1. Communication, yang berarti proses tukar pikiran antara pendamping dan masyarakat untuk merencanakan dan mengimplementasikan program. Dalam proses pendampingan, communication merupakan bagian dari proses penyadaran masyarakat. Dalam proses ini masyarakat dibantu untuk mengenali potensi diri dan lingkungan.

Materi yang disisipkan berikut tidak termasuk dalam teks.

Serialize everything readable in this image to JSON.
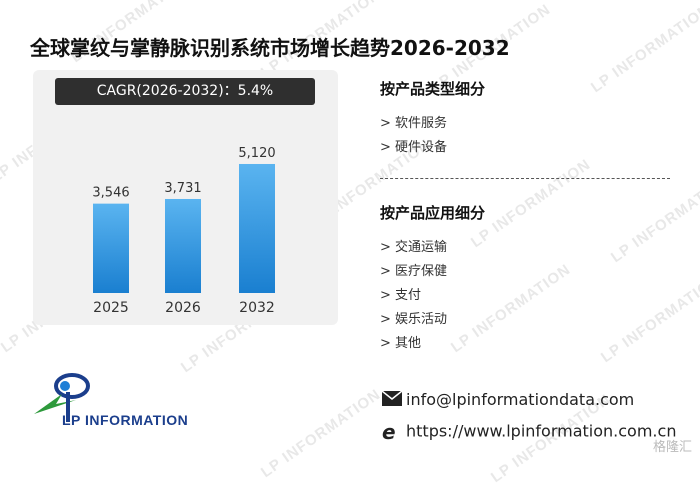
{
  "title": "全球掌纹与掌静脉识别系统市场增长趋势2026-2032",
  "cagr_label": "CAGR(2026-2032)：5.4%",
  "chart_data": {
    "type": "bar",
    "categories": [
      "2025",
      "2026",
      "2032"
    ],
    "values": [
      3546,
      3731,
      5120
    ],
    "value_labels": [
      "3,546",
      "3,731",
      "5,120"
    ],
    "title": "",
    "xlabel": "",
    "ylabel": "",
    "ylim": [
      0,
      6000
    ],
    "grid": false,
    "colors": {
      "bar_top": "#5ab4f0",
      "bar_bottom": "#1a7fd0"
    }
  },
  "segments": {
    "by_type": {
      "heading": "按产品类型细分",
      "items": [
        "> 软件服务",
        "> 硬件设备"
      ]
    },
    "by_application": {
      "heading": "按产品应用细分",
      "items": [
        "> 交通运输",
        "> 医疗保健",
        "> 支付",
        "> 娱乐活动",
        "> 其他"
      ]
    }
  },
  "brand": {
    "logo_text": "LP INFORMATION",
    "watermark": "LP INFORMATION",
    "colors": {
      "navy": "#1b3e8c",
      "green": "#2e9a3c",
      "blue": "#1e7fd6"
    }
  },
  "contact": {
    "email": "info@lpinformationdata.com",
    "website": "https://www.lpinformation.com.cn"
  },
  "corner_mark": "格隆汇",
  "icons": {
    "email": "envelope-icon",
    "web": "browser-e-icon"
  }
}
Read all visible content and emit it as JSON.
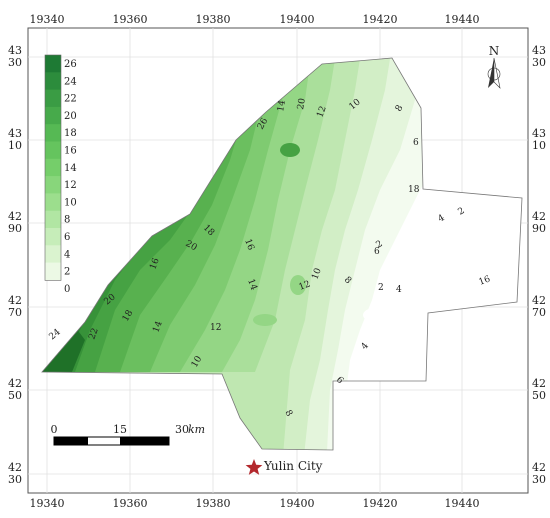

Pada awalnya, pendamping melakukan proses pendataan sumber daya dan pengenalan program di Desa Bojong Sempu melalui pemerintahan setempat, antara lain, kantor desa, RW, dan RT. Dalam mengenalkan program pada masyarakat, pendamping tidak melakukan pengumpulan

masa secara sengaja namun dengan memanfaatkan perkumpulan-perkumpulan yang diadakan warga, seperti pengajian warga dan acara yang diadakan oleh tokoh masyarakat setempat. Hal ini dinilai lebih efektif untuk mengenalkan diri pribadi pendamping, Masyarakat Mandiri Dompet Dhuafa, dan juga mengenalkan program yang dibawa oleh pendamping.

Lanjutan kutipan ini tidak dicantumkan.